By Patrick Downes
Hawaii Catholic Herald
Borrowing from the brief Gospel passage from Mark in which people around Jesus, alarmed by his actions, were saying, “He is out of his mind,” Bishop Larry Silva said that St. Marianne of Molokai must also have been considered a little crazy.
This observation was the key point of his homily at the noon Mass for the “Beloved Mother of Outcasts” on her birthday feast day Jan. 23 at the Cathedral Basilica of Our Lady of Peace.
“Sometimes when we do something the Lord wants us to do, we risk being called out of our mind,” he said.
“There is a certain craziness in following Jesus Christ and thank God that there is,” because if Mother Marianne had weighed all the contingencies and did the sensible thing, she would never have done what she did, he said.
“In the end, she said, ‘We are going to do this. It may seem like an insane mission, but Christ is present in everyone, even the outcast,’” the bishop said.
“We pray that we will follow in her footsteps and more toward sainthood ourselves,” he said. “In the end we trust that it is God who will accomplish the work.”
About 50 people attended the Mass. Roughly a third were members of St. Marianne’s congregation, the Sisters of St. Francis of the Neumann Communities.
That was about all pandemic social distancing would allow on the main floor of the downtown church.
The Sisters of St. Francis used the occasion to present to the bishop the saint’s Knights Grand Cross, a Hawaiian honorary medal she received posthumously a year ago from the Order of Kamehameha I.
The medal — a white enamel Maltese cross set on a gold sunburst with an ornate “K” in the center, mounted in a rectangular wooden box with a hinged cover — will be permanently displayed inside the saint’s reliquary in the cathedral basilica.
At least two other noteworthy Catholics received the Knights Grand Cross: Bishop Louis Maigret, the second bishop of the Hawaii mission, in 1881, and St. Damien posthumously in 2019.
A representative of the Order of Kamehameha first presented St. Marianne’s medal to the superior of the Sisters of St. Francis, Sister Barbara Jean Donovan, and Sister of St. Francis Alicia Damien Lau in Honolulu on Jan. 18, 2020.
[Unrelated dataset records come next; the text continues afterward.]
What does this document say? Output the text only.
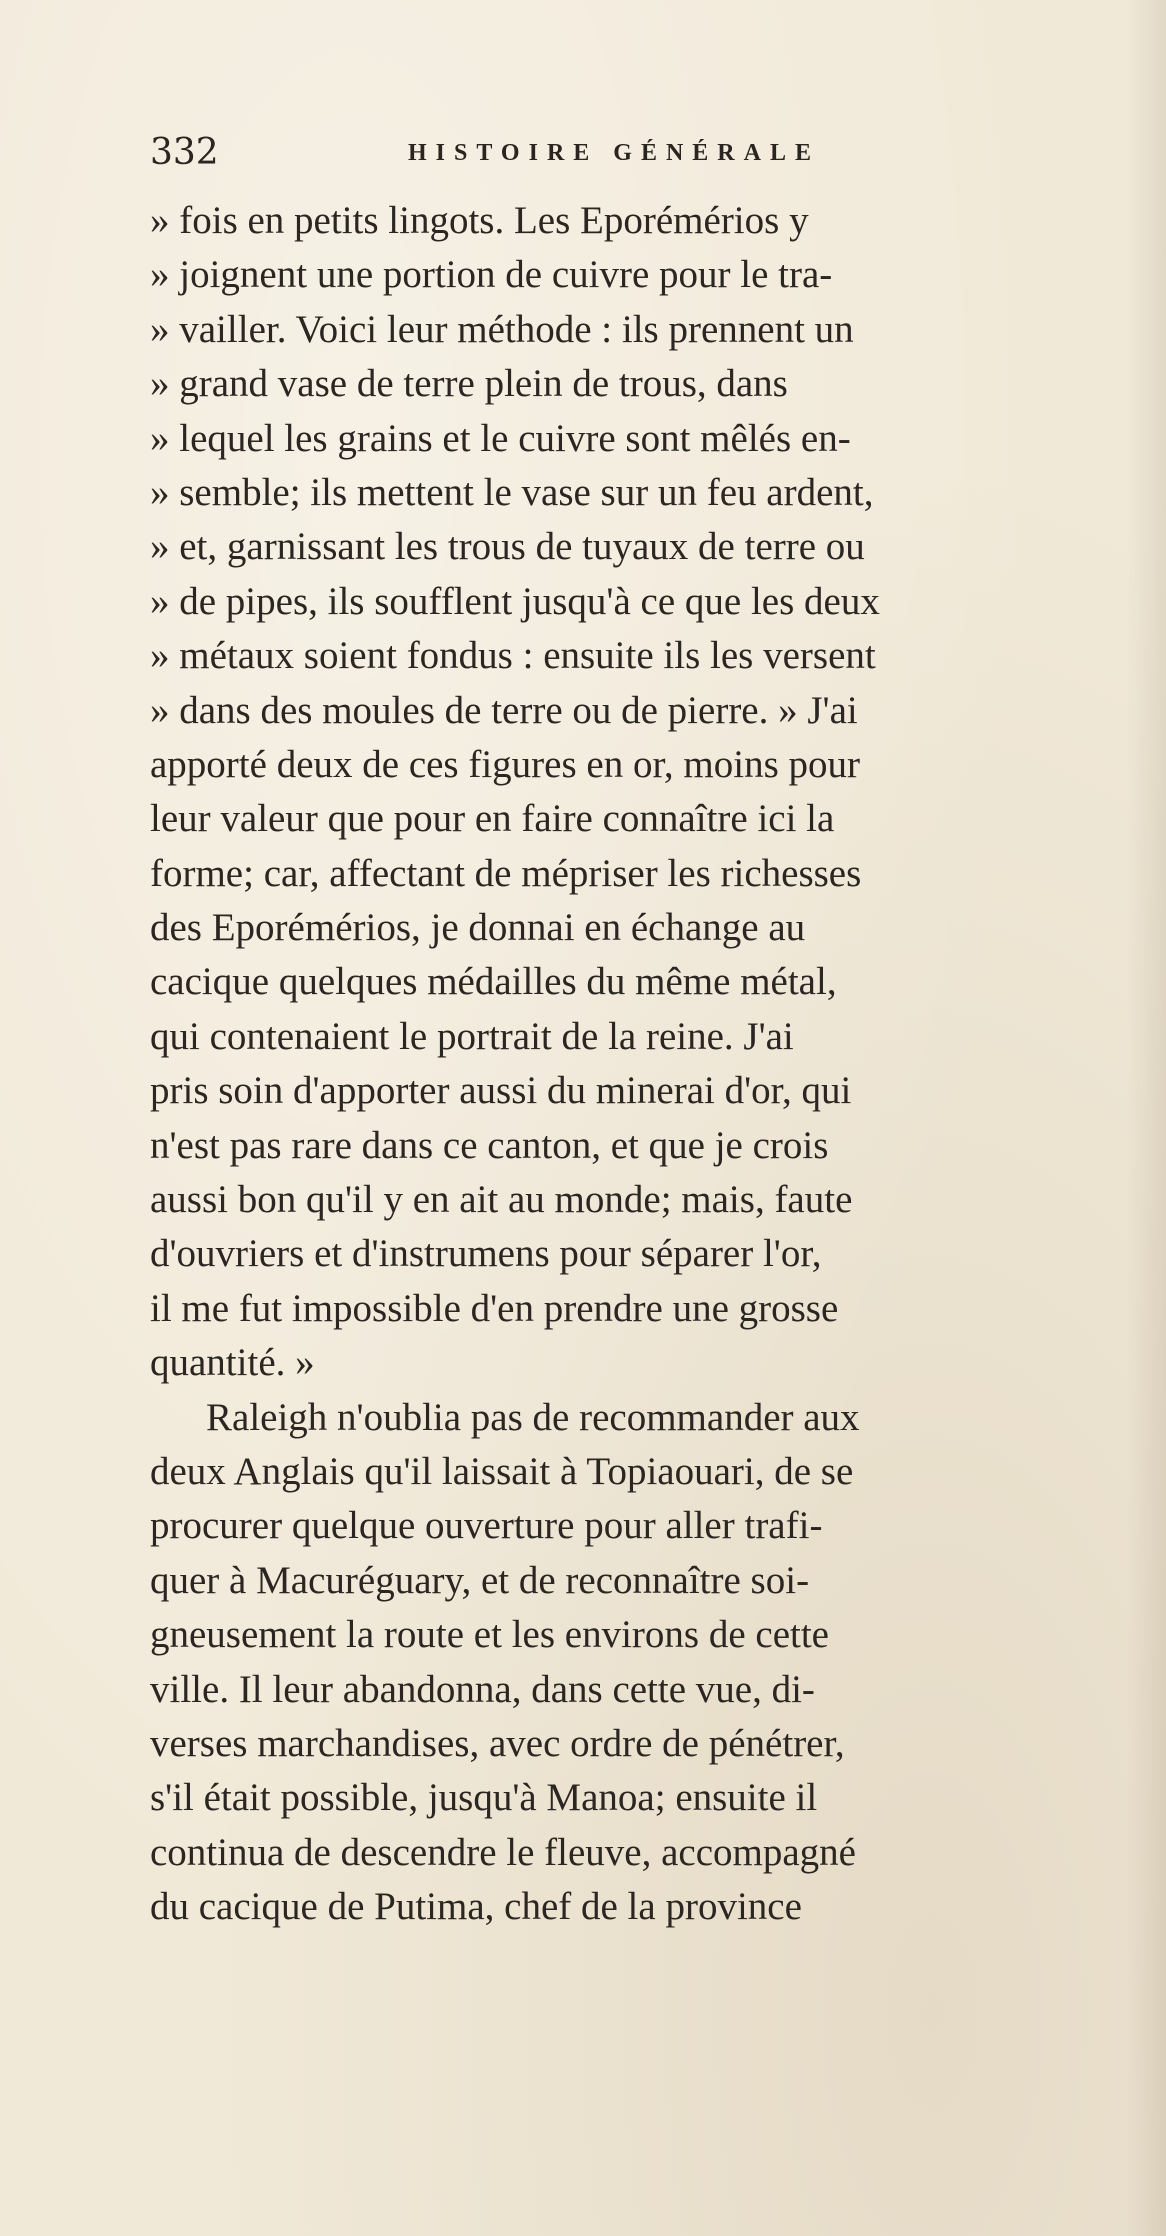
332	HISTOIRE GÉNÉRALE
» fois en petits lingots. Les Eporémérios y
» joignent une portion de cuivre pour le tra-
» vailler. Voici leur méthode : ils prennent un
» grand vase de terre plein de trous, dans
» lequel les grains et le cuivre sont mêlés en-
» semble; ils mettent le vase sur un feu ardent,
» et, garnissant les trous de tuyaux de terre ou
» de pipes, ils soufflent jusqu'à ce que les deux
» métaux soient fondus : ensuite ils les versent
» dans des moules de terre ou de pierre. » J'ai
apporté deux de ces figures en or, moins pour
leur valeur que pour en faire connaître ici la
forme; car, affectant de mépriser les richesses
des Eporémérios, je donnai en échange au
cacique quelques médailles du même métal,
qui contenaient le portrait de la reine. J'ai
pris soin d'apporter aussi du minerai d'or, qui
n'est pas rare dans ce canton, et que je crois
aussi bon qu'il y en ait au monde; mais, faute
d'ouvriers et d'instrumens pour séparer l'or,
il me fut impossible d'en prendre une grosse
quantité. »
Raleigh n'oublia pas de recommander aux
deux Anglais qu'il laissait à Topiaouari, de se
procurer quelque ouverture pour aller trafi-
quer à Macuréguary, et de reconnaître soi-
gneusement la route et les environs de cette
ville. Il leur abandonna, dans cette vue, di-
verses marchandises, avec ordre de pénétrer,
s'il était possible, jusqu'à Manoa; ensuite il
continua de descendre le fleuve, accompagné
du cacique de Putima, chef de la province
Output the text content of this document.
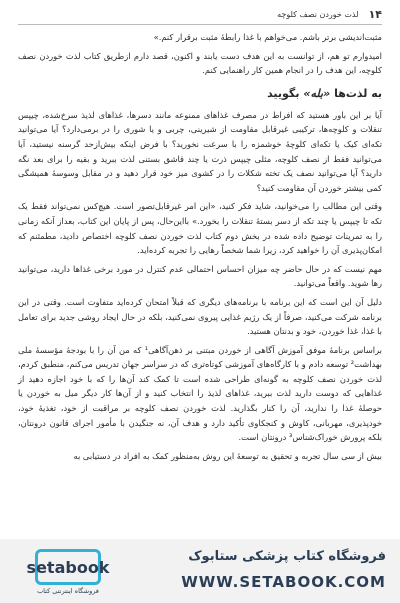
۱۴
لذت خوردن نصف کلوچه

مثبت‌اندیشی برتر باشم. می‌خواهم با غذا رابطهٔ مثبت برقرار کنم.»

امیدوارم تو هم، از توانست به این هدف دست یابند و اکنون، قصد دارم ازطریق کتاب لذت خوردن نصف کلوچه، این هدف را در انجام همین کار راهنمایی کنم.

به لذت‌ها «بله» بگویید

آیا بر این باور هستید که افراط در مصرف غذاهای ممنوعه مانند دسرها، غذاهای لذیذ سرخ‌شده، چیپس تنقلات و کلوچه‌ها، ترکیبی غیرقابل مقاومت از شیرینی، چربی و یا شوری را در برمی‌دارد؟ آیا می‌توانید تکه‌ای کیک یا تکه‌ای کلوچهٔ خوشمزه را با سرعت نخورید؟ با فرض اینکه بیش‌ازحد گرسنه نیستید، آیا می‌توانید فقط از نصف کلوچه، مثلی چیپس ذرت یا چند قاشق بستنی لذت ببرید و بقیه را برای بعد نگه دارید؟ آیا می‌توانید نصف یک تخته شکلات را در کشوی میز خود قرار دهید و در مقابل وسوسهٔ همیشگی کمی بیشتر خوردن آن مقاومت کنید؟

وقتی این مطالب را می‌خوانید، شاید فکر کنید، «این امر غیرقابل‌تصور است. هیچ‌کس نمی‌تواند فقط یک تکه تا چیپس یا چند تکه از دسر بستهٔ تنقلات را بخورد.» بااین‌حال، پس از پایان این کتاب، بعداز آنکه زمانی را به تمرینات توضیح داده شده در بخش دوم کتاب لذت خوردن نصف کلوچه اختصاص دادید، مطمئنم که امکان‌پذیری آن را خواهید کرد، زیرا شما شخصاً رهایی را تجربه کرده‌اید.

مهم نیست که در حال حاضر چه میزان احساس احتمالی عدم کنترل در مورد برخی غذاها دارید، می‌توانید رها شوید. واقعاً می‌توانید.

دلیل آن این است که این برنامه با برنامه‌های دیگری که قبلاً امتحان کرده‌اید متفاوت است. وقتی در این برنامه شرکت می‌کنید، صرفاً از یک رژیم غذایی پیروی نمی‌کنید، بلکه در حال ایجاد روشی جدید برای تعامل با غذا، غذا خوردن، خود و بدنتان هستید.

براساس برنامهٔ موفق آموزش آگاهی از خوردن مبتنی بر ذهن‌آگاهی¹ که من آن را با بودجهٔ مؤسسهٔ ملی بهداشت² توسعه دادم و با کارگاه‌های آموزشی کوتاه‌تری که در سراسر جهان تدریس می‌کنم، منطبق کردم، لذت خوردن نصف کلوچه به گونه‌ای طراحی شده است تا کمک کند آن‌ها را که با خود اجازه دهید از غذاهایی که دوست دارید لذت ببرید، غذاهای لذیذ را انتخاب کنید و از آن‌ها کار دیگر میل به خوردن یا حوصلهٔ غذا را ندارید، آن را کنار بگذارید. لذت خوردن نصف کلوچه بر مراقبت از خود، تغذیهٔ خود، خودپذیری، مهربانی، کاوش و کنجکاوی تأکید دارد و هدف آن، نه جنگیدن با مأمور اجرای قانون درونتان، بلکه پرورش خوراک‌شناس³ درونتان است.

بیش از سی سال تجربه و تحقیق به توسعهٔ این روش به‌منظور کمک به افراد در دستیابی به

setabook
فروشگاه اینترنتی کتاب
فروشگاه کتاب پزشکی ستابوک
WWW.SETABOOK.COM
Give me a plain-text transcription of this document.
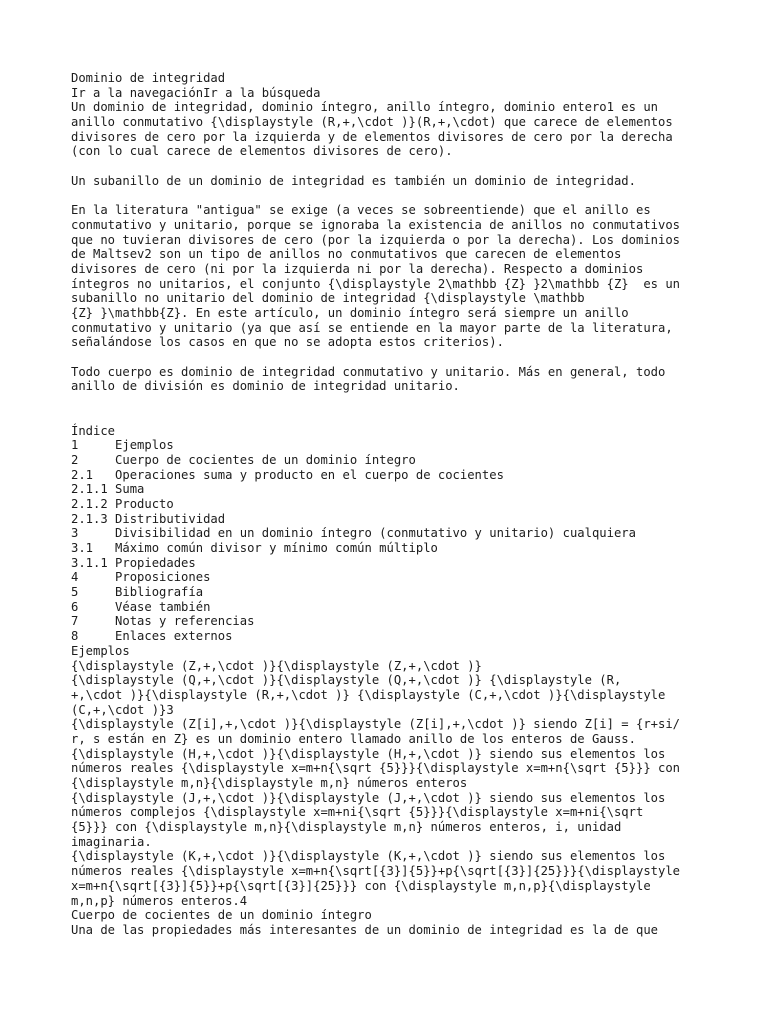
Dominio de integridad
Ir a la navegaciónIr a la búsqueda
Un dominio de integridad, dominio íntegro, anillo íntegro, dominio entero1 es un
anillo conmutativo {\displaystyle (R,+,\cdot )}(R,+,\cdot) que carece de elementos
divisores de cero por la izquierda y de elementos divisores de cero por la derecha
(con lo cual carece de elementos divisores de cero).
Un subanillo de un dominio de integridad es también un dominio de integridad.
En la literatura "antigua" se exige (a veces se sobreentiende) que el anillo es
conmutativo y unitario, porque se ignoraba la existencia de anillos no conmutativos
que no tuvieran divisores de cero (por la izquierda o por la derecha). Los dominios
de Maltsev2 son un tipo de anillos no conmutativos que carecen de elementos
divisores de cero (ni por la izquierda ni por la derecha). Respecto a dominios
íntegros no unitarios, el conjunto {\displaystyle 2\mathbb {Z} }2\mathbb {Z}  es un
subanillo no unitario del dominio de integridad {\displaystyle \mathbb
{Z} }\mathbb{Z}. En este artículo, un dominio íntegro será siempre un anillo
conmutativo y unitario (ya que así se entiende en la mayor parte de la literatura,
señalándose los casos en que no se adopta estos criterios).
Todo cuerpo es dominio de integridad conmutativo y unitario. Más en general, todo
anillo de división es dominio de integridad unitario.
Índice
1     Ejemplos
2     Cuerpo de cocientes de un dominio íntegro
2.1   Operaciones suma y producto en el cuerpo de cocientes
2.1.1 Suma
2.1.2 Producto
2.1.3 Distributividad
3     Divisibilidad en un dominio íntegro (conmutativo y unitario) cualquiera
3.1   Máximo común divisor y mínimo común múltiplo
3.1.1 Propiedades
4     Proposiciones
5     Bibliografía
6     Véase también
7     Notas y referencias
8     Enlaces externos
Ejemplos
{\displaystyle (Z,+,\cdot )}{\displaystyle (Z,+,\cdot )}
{\displaystyle (Q,+,\cdot )}{\displaystyle (Q,+,\cdot )} {\displaystyle (R,
+,\cdot )}{\displaystyle (R,+,\cdot )} {\displaystyle (C,+,\cdot )}{\displaystyle
(C,+,\cdot )}3
{\displaystyle (Z[i],+,\cdot )}{\displaystyle (Z[i],+,\cdot )} siendo Z[i] = {r+si/
r, s están en Z} es un dominio entero llamado anillo de los enteros de Gauss.
{\displaystyle (H,+,\cdot )}{\displaystyle (H,+,\cdot )} siendo sus elementos los
números reales {\displaystyle x=m+n{\sqrt {5}}}{\displaystyle x=m+n{\sqrt {5}}} con
{\displaystyle m,n}{\displaystyle m,n} números enteros
{\displaystyle (J,+,\cdot )}{\displaystyle (J,+,\cdot )} siendo sus elementos los
números complejos {\displaystyle x=m+ni{\sqrt {5}}}{\displaystyle x=m+ni{\sqrt
{5}}} con {\displaystyle m,n}{\displaystyle m,n} números enteros, i, unidad
imaginaria.
{\displaystyle (K,+,\cdot )}{\displaystyle (K,+,\cdot )} siendo sus elementos los
números reales {\displaystyle x=m+n{\sqrt[{3}]{5}}+p{\sqrt[{3}]{25}}}{\displaystyle
x=m+n{\sqrt[{3}]{5}}+p{\sqrt[{3}]{25}}} con {\displaystyle m,n,p}{\displaystyle
m,n,p} números enteros.4
Cuerpo de cocientes de un dominio íntegro
Una de las propiedades más interesantes de un dominio de integridad es la de que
“On behalf of the legacy of Kamehameha V and the Order of Kamehameha I, it is an honor and pleasure to award the Knights Grand Cross to St. Marianne Cope, the beloved mother of outcasts, who cared for Hawaii’s leprosy patients for 35 years, the final 30 years in Kalaupapa, Molokai,” the order said in a statement at the time.
St. Marianne came to Hawaii in 1883. She died in Kalaupapa in 1918 and was canonized by Pope Benedict XVI in 2012.
At the end of Mass, the bishop, wearing a chasuble with images of St. Damien and St. Marianne down the front and back, blessed the people with a relic of the saint, a glass-encased bone fragment imbedded in a wooden Franciscan Tau cross.